New Data Makes Case for Anchovy Abundance as Oceana Lawsuit Continues
New, preliminary data from the California Cooperative Oceanic Fisheries Investigations (CalCOFI) have provided further evidence that California’s anchovy population is now at record high levels. The data come amid a renewed lawsuit by the environmental group Oceana that seeks to reduce the already very limited amount of anchovy caught commercially in California.
The preliminary data from the Southwest Fisheries Science Center Larval Lab weekly report on September 16 show that the 2019 spring CalCOFI survey documented the highest abundance of larval anchovy off the coast of California ever recorded — nearly double the record amount from the mid-1960s. It did not even include the tens of thousands of tons of anchovy that fishermen have reported in nearshore waters since 2015. This is the latest piece of evidence that the anchovy population is far more resilient than Oceana alleges, according to the California Wetfish Producers Association.
Scientists have found that anchovy undergo large dynamic population swings naturally, even without fishing, and the precautionary fishing limits allowed have not harmed the ecosystem. But despite the latest evidence of anchovy abundance, Oceana is suing to further limit California’s small anchovy fishery.
Members of the Wetfish Producers Association have long held that massive schools of anchovies, particularly in California’s inshore areas, have not been properly counted. CWPA has worked to confirm the observations of its members in cooperative surveys with the Southwest Fisheries Science Center and the California Department of Fish and Wildlife. These nearshore surveys add evidence to the preliminary CalCOFI data: there are tens of thousands of tons of anchovies in inshore California waters, in addition to record abundance offshore. This explosion occurred in the presence of this small, historical fishery.

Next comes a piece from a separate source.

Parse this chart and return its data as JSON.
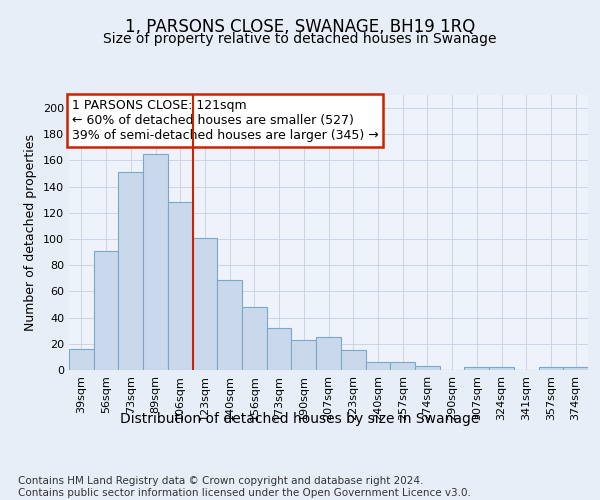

“There is an increasingly large body of evidence showing that anchovies are far more abundant than the allegations in Oceana’s lawsuit recognize,” Diane Pleschner-Steele, executive director of CWPA, said in a press release. “It’s why efforts to further restrict anchovy fishing are both unnecessary and harmful to West Coast fishing communities.”
However, Oceana still seeks stricter limits on the allowable catch of the central subpopulation of northern anchovy, which is currently set at 23,573 metric tons annually as a result of prior court rulings. The fishery typically catches less than 10,000 metric tons annually of this legally allowed amount.
” … the new rule would allow 23,573 metric tons of catch regardless of whether the population rapidly declines to very small levels, was at its historic average size, or was in a boom period. This unchanging catch limit ignores the agency’s legal duties to apply the best available science to anchovy management, and its non-discretionary
duty to adjust the catch limits based on best available science to prevent overfishing in the down years,” Oceana said in its most recent lawsuit.
The group said the Council should follow an annual management strategy that “sets annual catch limits based on the current estimates of abundance from acoustic trawl surveys that would prevent overfishing and ensure sufficient food for ocean wildlife in the future,” Oceana says on its website.
However, the additional studies show an overall picture of anchovy abundance that is higher than that shown by the acoustic trawl survey alone. Oceana representatives have argued in the past that the acoustic trawl survey is the most technologically advanced method — and therefore, the best science available — for assessing anchovy abundance. Industry members countered that identifying the amount of anchovies in nearshore areas using scientifically proven methods adds to the cumulative best available science; therefore, fishery managers should make their decisions based on information from the entire suite of available data.
In August, CWPA filed to intervene in Oceana’s latest lawsuit in order to participate in the proceedings and represent the interests of its members and fishing communities before the court. CWPA believes that the additional restrictions on the anchovy harvest being sought by the lawsuit are unnecessary, and would result in significant job loss and economic hardship for California’s wetfish fishermen and processors, and by extension, California communities and the state’s fishing economy.
“We believe that the evidence will show that anchovy is being managed precautionarily and with the conservation of the species in mind,” Pleschner-Steele said. “Best management practices and the best available science do not support the claims of overfishing made in the lawsuit.”